Even before last week's comments to the Milwaukee Journal Sentinel, it appeared as if retirement could be in the cards for veteran offensive lineman Mark Tauscher.
In an interview back in May for the upcoming Maple Street Press 2011 Packers Annual, former Packers offensive lineman and current radio and television broadcaster Larry McCarren brought up retirement as a possibility for Tauscher.
"Mark Tauscher, I'm not so sure about, having injury problems coming back last year and spent the season on I.R.," said McCarren. "They haven't officially announced anything, but they're at the point where they may be encouraging him to retire."
Nothing is etched in stone, but Tauscher appears to face long odds if he were to regain a starting position along the offensive line.
Bryan Bulaga had an up-and-down rookie season last year, but played exceptionally well over the course of the final six-game must-win stretch of the regular season and playoffs cementing himself as the favorite for a starting position at right tackle going forward.
Options do exist that could see Bulaga move to the left side of the line this season, which would open up a spot at right tackle, although those possibilities seem far fetched at this point.
Tauscher has three factors working against him, age, injuries and his contract.
Not only would he enter 2011 as his 12th season in the NFL, he's also coming off a year that saw his season ended on injured reserve with a shoulder issue.
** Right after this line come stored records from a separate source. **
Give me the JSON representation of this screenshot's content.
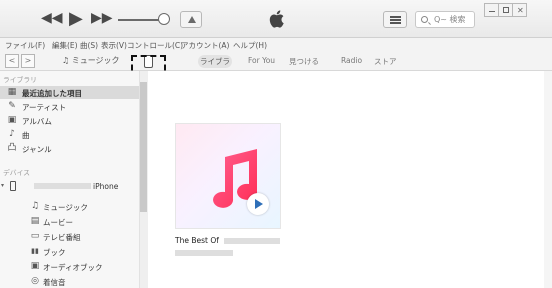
{
  "player": {
    "icons": [
      "rewind-icon",
      "play-icon",
      "fast-forward-icon",
      "volume-slider",
      "airplay-icon",
      "apple-logo",
      "list-icon",
      "search-icon"
    ],
    "search_placeholder": "Q~ 検索"
  },
  "menu": [
    "ファイル(F)",
    "編集(E)",
    "曲(S)",
    "表示(V)",
    "コントロール(C)",
    "アカウント(A)",
    "ヘルプ(H)"
  ],
  "navbar": {
    "back": "<",
    "forward": ">",
    "media_select": "♫ ミュージック",
    "tabs": [
      "ライブラリ",
      "For You",
      "見つける",
      "Radio",
      "ストア"
    ]
  },
  "callout": "①",
  "sidebar": {
    "library_header": "ライブラリ",
    "library_items": [
      {
        "icon": "▦",
        "label": "最近追加した項目"
      },
      {
        "icon": "✎",
        "label": "アーティスト"
      },
      {
        "icon": "▣",
        "label": "アルバム"
      },
      {
        "icon": "♪",
        "label": "曲"
      },
      {
        "icon": "凸",
        "label": "ジャンル"
      }
    ],
    "devices_header": "デバイス",
    "device_name": "iPhone",
    "device_items": [
      {
        "icon": "♫",
        "label": "ミュージック"
      },
      {
        "icon": "▤",
        "label": "ムービー"
      },
      {
        "icon": "▭",
        "label": "テレビ番組"
      },
      {
        "icon": "▮▮",
        "label": "ブック"
      },
      {
        "icon": "▣",
        "label": "オーディオブック"
      },
      {
        "icon": "◎",
        "label": "着信音"
      }
    ]
  },
  "main": {
    "album_title": "The Best Of"
  }
}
And his injury history is growing. Tauscher's 2008 season was ended with an ACL tear in his knee.
The veteran offensive lineman told the Journal Sentinel that his rehab is going well, he's regaining strength in his shoulder and that he feels good, however, he would still seem to have a long way to go.
On top of that, Tauscher's $4.1 million 2011 salary will make him difficult to keep around. As we examined here on Cheesehead TV last month, the Packers are likely candidates to trim millions of dollars in payroll if a salary cap returns, which is a distinct probability, and Tauscher stands to be one of the targets.
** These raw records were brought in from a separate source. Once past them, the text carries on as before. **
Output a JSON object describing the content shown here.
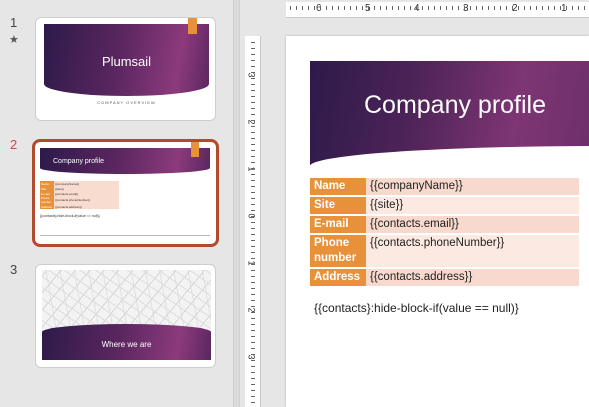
{
  "thumbnails": [
    {
      "number": "1",
      "title": "Plumsail",
      "subtitle": "COMPANY OVERVIEW"
    },
    {
      "number": "2",
      "title": "Company profile",
      "condition": "{{contacts}:hide-block-if(value == null)}"
    },
    {
      "number": "3",
      "title": "Where we are"
    }
  ],
  "slide": {
    "title": "Company profile",
    "rows": [
      {
        "key": "Name",
        "value": "{{companyName}}"
      },
      {
        "key": "Site",
        "value": "{{site}}"
      },
      {
        "key": "E-mail",
        "value": "{{contacts.email}}"
      },
      {
        "key": "Phone number",
        "value": "{{contacts.phoneNumber}}"
      },
      {
        "key": "Address",
        "value": "{{contacts.address}}"
      }
    ],
    "condition": "{{contacts}:hide-block-if(value == null)}"
  },
  "ruler": {
    "horizontal": [
      "6",
      "5",
      "4",
      "3",
      "2",
      "1"
    ],
    "vertical": [
      "3",
      "2",
      "1",
      "0",
      "1",
      "2",
      "3"
    ]
  },
  "colors": {
    "accent_orange": "#e8913b",
    "selection_border": "#b24a2e",
    "banner_purple": "#4d2358",
    "row_odd": "#f7d9cd",
    "row_even": "#fbe9e2"
  }
}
Even if Tauscher wanted to accept a job as a backup, he'd probably have to restructure his contract to do so.
The grim reality is that his career could end in awkward fashion if Tauscher chooses to come back and the Packers are forced to cut him. On the other hand, he could go out on top with retirement and a Super Bowl ring (appropriate, given the Packers are receiving their rings in a ceremony this evening).
Either way, Tauscher will always be a fan favorite. He played his entire career from high school to college to the professional ranks all in the state of Wisconsin, a rarity among pro athletes. And at some future point in time, he'll probably be inducted into the Packers Hall of Fame.
Considering those factors, it stands to reason that Packers fans would probably rather see Tauscher's career end with retirement sooner rather than later.
According to Tauscher, he's still weighing his options.
“Honestly I’m just rehabbing my shoulder and trying to play some golf…When the lockout ends I’m sure I’ll get things figured out, one way or another, and see where we’re at," Tauscher told the Journal Sentinel.
One reason he has yet to make up his mind could be because of the lockout itself. Tauscher has been heavily involved with the Players Union as a team representative, and it's possible he wants to see a new Collective Bargaining Agreement before walking off into the sunset.
It is curious to note that Greg Jennings planned a surprise celebration for Tauscher at the wide receiver's annual golf tournament last week, which coincided with governor Scott Walker declaring it "Mark Tauscher Day" in the state of Wisconsin.
Could it be that Jennings and the rest of the team were honoring Tauscher and an impending retirement without public knowledge?
Neither Mark Tauscher nor his representatives responded to an opportunity to comment on the possibility of retirement for this column.